In September 2013 courses start in Puvirnituq and Kuujjuaq

By NUNATSIAQ NEWS

The multicultural education centre at Collège Marie-Victorin in Montreal. (HANDOUT PHOTO)


The multicultural education centre at Collège Marie-Victorin in Montreal. (HANDOUT PHOTO)

Collège Marie-Victorin in Montreal is teaming up with the Nunavik Regional Board of Health and Social Services of health to offer training for Inuit who work as community workers in frontline health and social services in Nunavik, the college recently announced.

With no equivalent of Nunavut Arctic College in Nunavik, college-level courses end up being offered by southern Quebec colleges or Cégeps, an acronym for “Collège d’enseignement général et professionnel,” known officially in English as “General and Vocational College.”

Starting in September 2013, Marie-Victorin will offer courses in Kuujjuaq and Puvirnituq to Inuit who work in frontline health and social services jobs.

“We are very proud to continue our collaboration with the Nunavik regional board, and always with a view to improving living conditions in northern Quebec,” said Josée Deschênes, Marie-Victorin’s director of continuing education and business services, in a recent news release.

“Since 1991, our college has been responsible for the post-secondary education of young French-speaking Nunavik Inuit. Thanks to a partnership with the Kativik School Board, our school receives young Inuit students every year who enroll in a specialized course of study that allows them to gradually integrate into the college program of their choice in the regular sector.”

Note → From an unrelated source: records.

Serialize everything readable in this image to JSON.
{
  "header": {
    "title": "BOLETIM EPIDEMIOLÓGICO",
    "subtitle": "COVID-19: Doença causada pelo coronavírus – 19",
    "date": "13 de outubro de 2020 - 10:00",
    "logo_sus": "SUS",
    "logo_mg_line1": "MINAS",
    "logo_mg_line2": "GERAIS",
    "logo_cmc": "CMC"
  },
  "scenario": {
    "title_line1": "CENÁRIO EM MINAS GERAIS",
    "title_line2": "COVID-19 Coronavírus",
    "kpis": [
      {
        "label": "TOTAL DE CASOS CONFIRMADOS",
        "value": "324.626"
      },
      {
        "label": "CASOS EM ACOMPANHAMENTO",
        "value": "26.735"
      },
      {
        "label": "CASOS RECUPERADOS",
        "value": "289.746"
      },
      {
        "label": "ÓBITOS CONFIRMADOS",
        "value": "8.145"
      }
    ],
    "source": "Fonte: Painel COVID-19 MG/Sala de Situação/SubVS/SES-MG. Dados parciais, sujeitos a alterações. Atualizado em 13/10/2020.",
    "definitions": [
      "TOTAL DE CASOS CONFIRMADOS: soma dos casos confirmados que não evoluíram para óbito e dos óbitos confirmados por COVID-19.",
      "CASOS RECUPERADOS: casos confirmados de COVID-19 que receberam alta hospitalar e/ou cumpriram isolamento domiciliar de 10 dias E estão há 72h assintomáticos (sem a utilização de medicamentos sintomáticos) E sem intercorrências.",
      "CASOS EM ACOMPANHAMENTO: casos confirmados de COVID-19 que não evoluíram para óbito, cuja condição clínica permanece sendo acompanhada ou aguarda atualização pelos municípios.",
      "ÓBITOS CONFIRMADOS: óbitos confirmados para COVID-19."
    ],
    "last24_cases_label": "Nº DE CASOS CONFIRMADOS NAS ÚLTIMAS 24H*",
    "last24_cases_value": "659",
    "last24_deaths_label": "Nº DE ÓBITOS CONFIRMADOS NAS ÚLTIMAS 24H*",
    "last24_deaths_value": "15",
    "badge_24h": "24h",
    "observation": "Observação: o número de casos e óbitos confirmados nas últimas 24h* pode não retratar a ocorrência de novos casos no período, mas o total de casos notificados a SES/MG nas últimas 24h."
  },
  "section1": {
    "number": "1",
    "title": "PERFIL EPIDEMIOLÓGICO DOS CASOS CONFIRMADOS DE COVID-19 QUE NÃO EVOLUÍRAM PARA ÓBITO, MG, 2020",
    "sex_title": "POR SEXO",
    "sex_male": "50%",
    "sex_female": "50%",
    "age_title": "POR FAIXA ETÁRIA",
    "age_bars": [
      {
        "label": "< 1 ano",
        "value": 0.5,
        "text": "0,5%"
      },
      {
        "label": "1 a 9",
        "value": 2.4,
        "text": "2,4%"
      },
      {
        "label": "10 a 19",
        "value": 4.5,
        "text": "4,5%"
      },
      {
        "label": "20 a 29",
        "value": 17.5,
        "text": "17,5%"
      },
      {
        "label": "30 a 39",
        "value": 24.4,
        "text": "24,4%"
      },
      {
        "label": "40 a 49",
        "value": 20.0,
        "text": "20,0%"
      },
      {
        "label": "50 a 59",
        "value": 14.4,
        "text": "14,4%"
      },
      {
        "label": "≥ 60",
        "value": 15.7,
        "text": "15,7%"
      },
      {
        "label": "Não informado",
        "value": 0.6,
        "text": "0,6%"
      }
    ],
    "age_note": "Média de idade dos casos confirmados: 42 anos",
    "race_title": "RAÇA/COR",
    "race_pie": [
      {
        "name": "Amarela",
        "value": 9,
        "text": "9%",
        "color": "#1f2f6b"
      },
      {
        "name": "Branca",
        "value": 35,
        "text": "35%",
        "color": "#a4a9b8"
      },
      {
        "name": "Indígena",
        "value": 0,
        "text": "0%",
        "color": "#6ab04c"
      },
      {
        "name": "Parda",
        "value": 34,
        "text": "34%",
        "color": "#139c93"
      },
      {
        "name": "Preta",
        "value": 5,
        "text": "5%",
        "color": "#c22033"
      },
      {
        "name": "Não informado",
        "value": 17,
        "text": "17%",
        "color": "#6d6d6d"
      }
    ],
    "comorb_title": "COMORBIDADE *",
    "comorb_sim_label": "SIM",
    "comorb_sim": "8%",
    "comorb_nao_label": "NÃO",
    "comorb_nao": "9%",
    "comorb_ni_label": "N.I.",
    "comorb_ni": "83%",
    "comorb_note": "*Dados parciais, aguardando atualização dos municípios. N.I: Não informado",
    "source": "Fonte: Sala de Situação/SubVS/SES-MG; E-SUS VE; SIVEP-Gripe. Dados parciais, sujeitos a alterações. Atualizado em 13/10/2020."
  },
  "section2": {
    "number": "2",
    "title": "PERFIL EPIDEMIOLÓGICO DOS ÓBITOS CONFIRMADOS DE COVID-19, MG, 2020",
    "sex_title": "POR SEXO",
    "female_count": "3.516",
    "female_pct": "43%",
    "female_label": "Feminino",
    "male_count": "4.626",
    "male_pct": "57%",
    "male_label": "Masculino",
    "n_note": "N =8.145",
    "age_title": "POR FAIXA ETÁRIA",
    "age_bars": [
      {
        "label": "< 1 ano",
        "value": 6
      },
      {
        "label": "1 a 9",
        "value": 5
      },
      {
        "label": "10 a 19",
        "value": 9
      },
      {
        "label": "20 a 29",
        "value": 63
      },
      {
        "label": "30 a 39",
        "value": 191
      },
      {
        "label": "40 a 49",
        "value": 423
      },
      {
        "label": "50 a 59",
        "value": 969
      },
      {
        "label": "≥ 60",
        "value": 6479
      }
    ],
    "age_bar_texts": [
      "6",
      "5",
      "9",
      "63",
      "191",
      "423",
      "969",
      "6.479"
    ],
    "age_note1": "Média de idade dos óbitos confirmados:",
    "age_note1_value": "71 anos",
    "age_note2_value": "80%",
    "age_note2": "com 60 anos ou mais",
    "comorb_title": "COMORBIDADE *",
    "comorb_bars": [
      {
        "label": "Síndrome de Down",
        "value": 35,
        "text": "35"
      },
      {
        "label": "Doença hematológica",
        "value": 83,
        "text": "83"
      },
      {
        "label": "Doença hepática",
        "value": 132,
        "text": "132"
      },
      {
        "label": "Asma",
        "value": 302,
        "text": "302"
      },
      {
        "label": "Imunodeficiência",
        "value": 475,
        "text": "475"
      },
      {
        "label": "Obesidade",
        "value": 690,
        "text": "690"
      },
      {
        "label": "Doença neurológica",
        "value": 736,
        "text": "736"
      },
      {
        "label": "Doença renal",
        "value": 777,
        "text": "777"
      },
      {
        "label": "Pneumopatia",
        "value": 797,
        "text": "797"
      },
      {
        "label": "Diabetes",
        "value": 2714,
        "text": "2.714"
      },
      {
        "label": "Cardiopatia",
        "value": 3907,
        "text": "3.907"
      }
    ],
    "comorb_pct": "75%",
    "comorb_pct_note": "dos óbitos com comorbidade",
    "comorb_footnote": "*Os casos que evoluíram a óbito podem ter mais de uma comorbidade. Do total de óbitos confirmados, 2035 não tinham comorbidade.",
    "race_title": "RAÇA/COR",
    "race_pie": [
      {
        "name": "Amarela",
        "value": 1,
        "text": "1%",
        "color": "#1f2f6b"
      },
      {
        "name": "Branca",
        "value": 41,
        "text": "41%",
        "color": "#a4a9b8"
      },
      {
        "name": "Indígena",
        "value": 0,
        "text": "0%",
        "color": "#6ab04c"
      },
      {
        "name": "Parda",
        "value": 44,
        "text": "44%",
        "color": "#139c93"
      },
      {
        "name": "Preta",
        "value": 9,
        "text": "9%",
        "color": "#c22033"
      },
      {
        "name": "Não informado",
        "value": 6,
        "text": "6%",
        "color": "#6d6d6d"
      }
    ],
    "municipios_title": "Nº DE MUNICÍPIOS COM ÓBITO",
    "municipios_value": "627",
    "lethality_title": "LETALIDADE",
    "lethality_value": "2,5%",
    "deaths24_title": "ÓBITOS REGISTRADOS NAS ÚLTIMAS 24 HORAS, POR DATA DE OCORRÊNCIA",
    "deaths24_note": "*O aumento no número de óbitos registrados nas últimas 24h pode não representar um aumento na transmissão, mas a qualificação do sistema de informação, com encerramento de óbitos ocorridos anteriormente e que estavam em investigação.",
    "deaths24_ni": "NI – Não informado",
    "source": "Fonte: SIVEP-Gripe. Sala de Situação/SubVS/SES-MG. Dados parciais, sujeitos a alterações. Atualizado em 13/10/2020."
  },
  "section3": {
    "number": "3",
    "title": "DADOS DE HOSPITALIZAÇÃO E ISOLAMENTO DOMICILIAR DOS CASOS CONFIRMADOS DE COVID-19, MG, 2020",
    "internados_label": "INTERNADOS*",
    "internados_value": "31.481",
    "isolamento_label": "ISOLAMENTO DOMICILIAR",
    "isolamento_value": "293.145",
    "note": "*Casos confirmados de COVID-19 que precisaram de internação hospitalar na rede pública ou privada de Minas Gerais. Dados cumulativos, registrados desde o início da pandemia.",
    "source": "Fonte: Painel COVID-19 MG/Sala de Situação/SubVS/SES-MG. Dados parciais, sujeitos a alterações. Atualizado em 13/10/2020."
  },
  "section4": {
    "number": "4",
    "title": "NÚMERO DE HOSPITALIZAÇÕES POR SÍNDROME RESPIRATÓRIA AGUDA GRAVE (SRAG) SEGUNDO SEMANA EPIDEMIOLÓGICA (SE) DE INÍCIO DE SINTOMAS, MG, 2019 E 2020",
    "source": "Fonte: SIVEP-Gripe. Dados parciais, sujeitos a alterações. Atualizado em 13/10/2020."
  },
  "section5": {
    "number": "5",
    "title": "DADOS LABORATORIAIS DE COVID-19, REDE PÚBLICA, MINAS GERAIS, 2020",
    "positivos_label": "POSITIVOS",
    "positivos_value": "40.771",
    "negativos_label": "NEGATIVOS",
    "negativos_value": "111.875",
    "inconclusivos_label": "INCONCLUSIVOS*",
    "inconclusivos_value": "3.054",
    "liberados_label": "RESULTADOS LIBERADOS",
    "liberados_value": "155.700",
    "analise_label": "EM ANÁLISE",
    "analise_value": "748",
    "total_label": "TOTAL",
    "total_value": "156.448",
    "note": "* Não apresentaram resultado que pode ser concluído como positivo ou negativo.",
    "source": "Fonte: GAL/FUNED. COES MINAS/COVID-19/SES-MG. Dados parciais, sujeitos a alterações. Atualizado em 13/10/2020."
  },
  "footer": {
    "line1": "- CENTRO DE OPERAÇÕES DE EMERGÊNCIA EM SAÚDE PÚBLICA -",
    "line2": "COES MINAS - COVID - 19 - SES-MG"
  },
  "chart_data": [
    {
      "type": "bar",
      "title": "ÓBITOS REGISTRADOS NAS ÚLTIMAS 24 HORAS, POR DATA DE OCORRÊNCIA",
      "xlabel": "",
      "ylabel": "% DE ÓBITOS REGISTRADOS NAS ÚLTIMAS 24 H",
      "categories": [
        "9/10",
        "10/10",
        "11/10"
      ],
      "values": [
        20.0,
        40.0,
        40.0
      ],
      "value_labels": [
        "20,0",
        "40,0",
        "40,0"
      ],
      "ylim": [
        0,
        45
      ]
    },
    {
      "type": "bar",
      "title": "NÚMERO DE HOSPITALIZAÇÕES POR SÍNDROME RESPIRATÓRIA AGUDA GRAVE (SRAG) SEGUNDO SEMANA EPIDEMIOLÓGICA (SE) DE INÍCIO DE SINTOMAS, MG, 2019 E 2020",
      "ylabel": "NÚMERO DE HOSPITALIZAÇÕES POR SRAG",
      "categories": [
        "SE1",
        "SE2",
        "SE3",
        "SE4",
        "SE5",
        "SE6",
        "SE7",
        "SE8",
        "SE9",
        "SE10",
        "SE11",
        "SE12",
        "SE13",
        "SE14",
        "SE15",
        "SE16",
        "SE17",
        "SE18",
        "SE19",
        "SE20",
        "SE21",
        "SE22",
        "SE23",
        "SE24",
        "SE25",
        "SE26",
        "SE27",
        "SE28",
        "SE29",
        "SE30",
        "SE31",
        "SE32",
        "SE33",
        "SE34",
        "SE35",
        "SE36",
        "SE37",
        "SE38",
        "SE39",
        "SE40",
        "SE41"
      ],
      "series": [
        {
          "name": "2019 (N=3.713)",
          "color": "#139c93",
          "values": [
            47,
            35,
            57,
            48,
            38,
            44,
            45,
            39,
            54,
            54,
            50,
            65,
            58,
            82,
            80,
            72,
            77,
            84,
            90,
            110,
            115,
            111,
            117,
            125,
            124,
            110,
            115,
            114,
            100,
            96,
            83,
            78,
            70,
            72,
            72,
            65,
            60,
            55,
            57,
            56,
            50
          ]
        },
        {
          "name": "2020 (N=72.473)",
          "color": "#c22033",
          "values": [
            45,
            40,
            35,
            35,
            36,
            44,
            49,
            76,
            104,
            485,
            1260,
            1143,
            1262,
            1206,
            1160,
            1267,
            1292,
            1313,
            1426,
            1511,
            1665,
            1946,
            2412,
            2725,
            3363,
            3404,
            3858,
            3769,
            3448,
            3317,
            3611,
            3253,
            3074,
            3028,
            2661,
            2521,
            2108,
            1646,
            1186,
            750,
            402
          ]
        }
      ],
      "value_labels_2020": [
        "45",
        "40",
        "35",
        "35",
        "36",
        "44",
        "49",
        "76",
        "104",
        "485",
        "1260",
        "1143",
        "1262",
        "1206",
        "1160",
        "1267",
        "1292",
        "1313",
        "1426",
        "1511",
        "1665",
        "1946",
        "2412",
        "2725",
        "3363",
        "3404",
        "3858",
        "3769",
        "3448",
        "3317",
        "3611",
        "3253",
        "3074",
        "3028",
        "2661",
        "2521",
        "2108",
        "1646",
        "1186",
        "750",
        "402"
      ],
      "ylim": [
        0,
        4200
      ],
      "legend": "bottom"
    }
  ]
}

Trainers from Marie-Victorin have gone to several communities in Nunavik to provide training session to 30 community workers for the past two years.

Inuit participants and southern social workers who work in Nunavik have also received one-on-one supervision from trainers at Marie-Victorin in Nunavik or through videoconferences.

In April 2012, Marie-Victorin started to offer training to 40 workers who work with troubled youth in the Nunavik’s three youth rehabilitation centres, in Kuujjuaq, Puvirnituq and Salluit.

To deliver this training, Marie-Victorin partnered with the youth rehabilitiation centre, Boscoville 2000, in Rivière-des-Prairies.